Stremilovo PPL 55°08'43"N 37°09'10"E [NIMA] Stremilovo PPL 55°10' N 37°11' E [Zaloga]
The Moscow A-35 anti-ballistic missile system includes the Dunay-3 (chief designer V.P. Sosulnikov) and the improved Dunay-3U (chief designer A.N. Musatov) sector radars, known in the west as DOG HOUSE and CAT HOUSE. A total of eight Dunay sector radars were originally planned, but by 1971 only four of the Dunay sector radars had been built. At that time a decision was made to finish building the facilities already started at the second Dunay-3U radar, and to halt the rest of the work.

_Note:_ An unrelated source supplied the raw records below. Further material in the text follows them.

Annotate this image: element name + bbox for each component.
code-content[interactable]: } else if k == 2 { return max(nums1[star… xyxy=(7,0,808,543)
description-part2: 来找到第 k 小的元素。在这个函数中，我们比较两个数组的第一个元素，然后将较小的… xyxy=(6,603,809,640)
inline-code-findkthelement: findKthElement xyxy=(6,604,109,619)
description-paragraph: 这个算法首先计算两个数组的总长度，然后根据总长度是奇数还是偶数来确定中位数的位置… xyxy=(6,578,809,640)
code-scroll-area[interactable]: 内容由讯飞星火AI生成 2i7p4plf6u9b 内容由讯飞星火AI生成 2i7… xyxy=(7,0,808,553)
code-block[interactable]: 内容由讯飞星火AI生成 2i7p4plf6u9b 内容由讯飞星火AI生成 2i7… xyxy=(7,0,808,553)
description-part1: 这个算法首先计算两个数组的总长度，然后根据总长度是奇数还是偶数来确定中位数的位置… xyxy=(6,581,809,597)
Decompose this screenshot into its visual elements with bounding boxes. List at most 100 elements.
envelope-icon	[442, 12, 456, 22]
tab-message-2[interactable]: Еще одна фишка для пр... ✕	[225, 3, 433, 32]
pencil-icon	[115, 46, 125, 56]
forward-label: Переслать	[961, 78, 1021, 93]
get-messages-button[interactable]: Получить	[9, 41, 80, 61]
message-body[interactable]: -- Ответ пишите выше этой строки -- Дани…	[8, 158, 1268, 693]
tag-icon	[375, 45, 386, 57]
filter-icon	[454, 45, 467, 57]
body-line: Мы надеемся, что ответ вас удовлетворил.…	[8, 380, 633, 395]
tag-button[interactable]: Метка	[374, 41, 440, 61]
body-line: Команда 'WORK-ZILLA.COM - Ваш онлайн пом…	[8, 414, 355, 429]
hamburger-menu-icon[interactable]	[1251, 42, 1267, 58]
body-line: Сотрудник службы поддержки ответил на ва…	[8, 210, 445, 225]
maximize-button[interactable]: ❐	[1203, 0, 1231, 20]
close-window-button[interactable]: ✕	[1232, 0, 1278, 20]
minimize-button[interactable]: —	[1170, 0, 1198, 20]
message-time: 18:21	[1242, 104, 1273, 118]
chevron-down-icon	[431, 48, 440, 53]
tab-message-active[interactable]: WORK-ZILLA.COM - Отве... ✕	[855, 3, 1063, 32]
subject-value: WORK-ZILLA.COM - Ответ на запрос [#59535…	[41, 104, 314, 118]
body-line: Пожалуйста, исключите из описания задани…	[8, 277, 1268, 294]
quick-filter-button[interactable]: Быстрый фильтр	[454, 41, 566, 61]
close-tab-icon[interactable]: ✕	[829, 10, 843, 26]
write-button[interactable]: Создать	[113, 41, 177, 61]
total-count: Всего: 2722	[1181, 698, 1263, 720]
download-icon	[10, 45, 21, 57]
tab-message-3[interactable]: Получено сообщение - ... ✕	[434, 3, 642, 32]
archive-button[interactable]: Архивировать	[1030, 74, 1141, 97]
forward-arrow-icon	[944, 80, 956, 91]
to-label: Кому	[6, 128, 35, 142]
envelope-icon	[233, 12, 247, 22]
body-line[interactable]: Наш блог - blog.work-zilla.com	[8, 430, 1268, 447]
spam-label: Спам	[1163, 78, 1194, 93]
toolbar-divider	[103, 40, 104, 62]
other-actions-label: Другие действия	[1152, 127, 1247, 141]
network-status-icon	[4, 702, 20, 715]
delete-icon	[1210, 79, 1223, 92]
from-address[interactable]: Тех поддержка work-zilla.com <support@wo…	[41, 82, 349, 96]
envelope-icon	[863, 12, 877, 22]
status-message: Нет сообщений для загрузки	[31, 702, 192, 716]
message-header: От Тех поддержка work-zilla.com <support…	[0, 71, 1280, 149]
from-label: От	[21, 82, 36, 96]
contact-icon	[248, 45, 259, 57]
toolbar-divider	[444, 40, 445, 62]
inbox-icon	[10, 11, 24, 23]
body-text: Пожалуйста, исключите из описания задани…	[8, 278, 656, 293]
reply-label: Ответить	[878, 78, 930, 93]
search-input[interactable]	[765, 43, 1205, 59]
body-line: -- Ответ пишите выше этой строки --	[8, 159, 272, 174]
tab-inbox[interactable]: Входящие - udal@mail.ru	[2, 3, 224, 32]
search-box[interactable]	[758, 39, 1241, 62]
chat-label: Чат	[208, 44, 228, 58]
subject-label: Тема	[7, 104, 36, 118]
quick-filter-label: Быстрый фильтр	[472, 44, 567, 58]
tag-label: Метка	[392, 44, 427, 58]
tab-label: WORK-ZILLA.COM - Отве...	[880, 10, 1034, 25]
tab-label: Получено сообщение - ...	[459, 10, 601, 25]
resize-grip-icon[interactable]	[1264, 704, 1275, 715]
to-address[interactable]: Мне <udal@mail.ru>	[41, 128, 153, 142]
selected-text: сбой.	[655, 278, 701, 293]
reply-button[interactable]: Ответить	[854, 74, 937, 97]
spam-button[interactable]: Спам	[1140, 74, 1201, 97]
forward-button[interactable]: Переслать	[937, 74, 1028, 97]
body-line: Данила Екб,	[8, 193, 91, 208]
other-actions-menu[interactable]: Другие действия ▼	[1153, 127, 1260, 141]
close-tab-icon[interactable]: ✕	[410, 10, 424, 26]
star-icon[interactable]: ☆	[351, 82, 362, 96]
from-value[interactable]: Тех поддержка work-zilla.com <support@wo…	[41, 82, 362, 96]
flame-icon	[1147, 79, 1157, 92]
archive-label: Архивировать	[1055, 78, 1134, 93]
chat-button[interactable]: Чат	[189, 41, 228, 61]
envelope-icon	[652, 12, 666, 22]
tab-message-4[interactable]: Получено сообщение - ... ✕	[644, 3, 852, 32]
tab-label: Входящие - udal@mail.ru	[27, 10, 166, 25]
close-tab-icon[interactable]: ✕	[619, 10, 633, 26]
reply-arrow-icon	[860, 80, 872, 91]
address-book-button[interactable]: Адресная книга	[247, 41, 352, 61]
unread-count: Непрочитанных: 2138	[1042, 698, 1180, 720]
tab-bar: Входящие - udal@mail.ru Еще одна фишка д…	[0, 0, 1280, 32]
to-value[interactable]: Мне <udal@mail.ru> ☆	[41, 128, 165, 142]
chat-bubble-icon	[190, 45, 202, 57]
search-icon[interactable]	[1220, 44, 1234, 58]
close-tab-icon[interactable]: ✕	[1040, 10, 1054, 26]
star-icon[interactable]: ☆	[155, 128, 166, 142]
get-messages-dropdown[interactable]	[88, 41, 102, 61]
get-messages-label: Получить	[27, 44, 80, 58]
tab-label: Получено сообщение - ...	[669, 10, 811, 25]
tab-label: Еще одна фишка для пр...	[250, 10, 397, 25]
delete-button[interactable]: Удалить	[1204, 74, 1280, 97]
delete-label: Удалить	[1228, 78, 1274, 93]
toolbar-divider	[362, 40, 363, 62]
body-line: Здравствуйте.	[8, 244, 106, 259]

In 1979 the United States began planning to station 108 new Pershing-2 medium-range ballistic missiles in Germany. The Pershing-2's flight time to Moscow was only 10-12 minutes, posing a possibility of surprise destruction of hardened command and control facilities. the Dunay-3U long-range detection radar, oriented to the west, was capable of detect the launch of Pershing-2 missiles no later than 2-3 minutes after launch from the northern and central part of Germany [the southern part of German territory was not monitored by the radar at extremely low angles]. Modification of the radar transceivers, increasing their power, made it possible to expand the search sector and reliably cover the entire territory of Germany. It was decided to modify the transceivers and combat program of the radar, taking additional steps for fire safety, and the radar was modified in a short time with minimal costs.
Zaloga reports that the Cat House radar is located at Stremilovo, but provides coordinates [55°10'N 37°11'E] that are somewhat different from those provided for this placename by NIMA [55°08'43"N 37°09'10"E].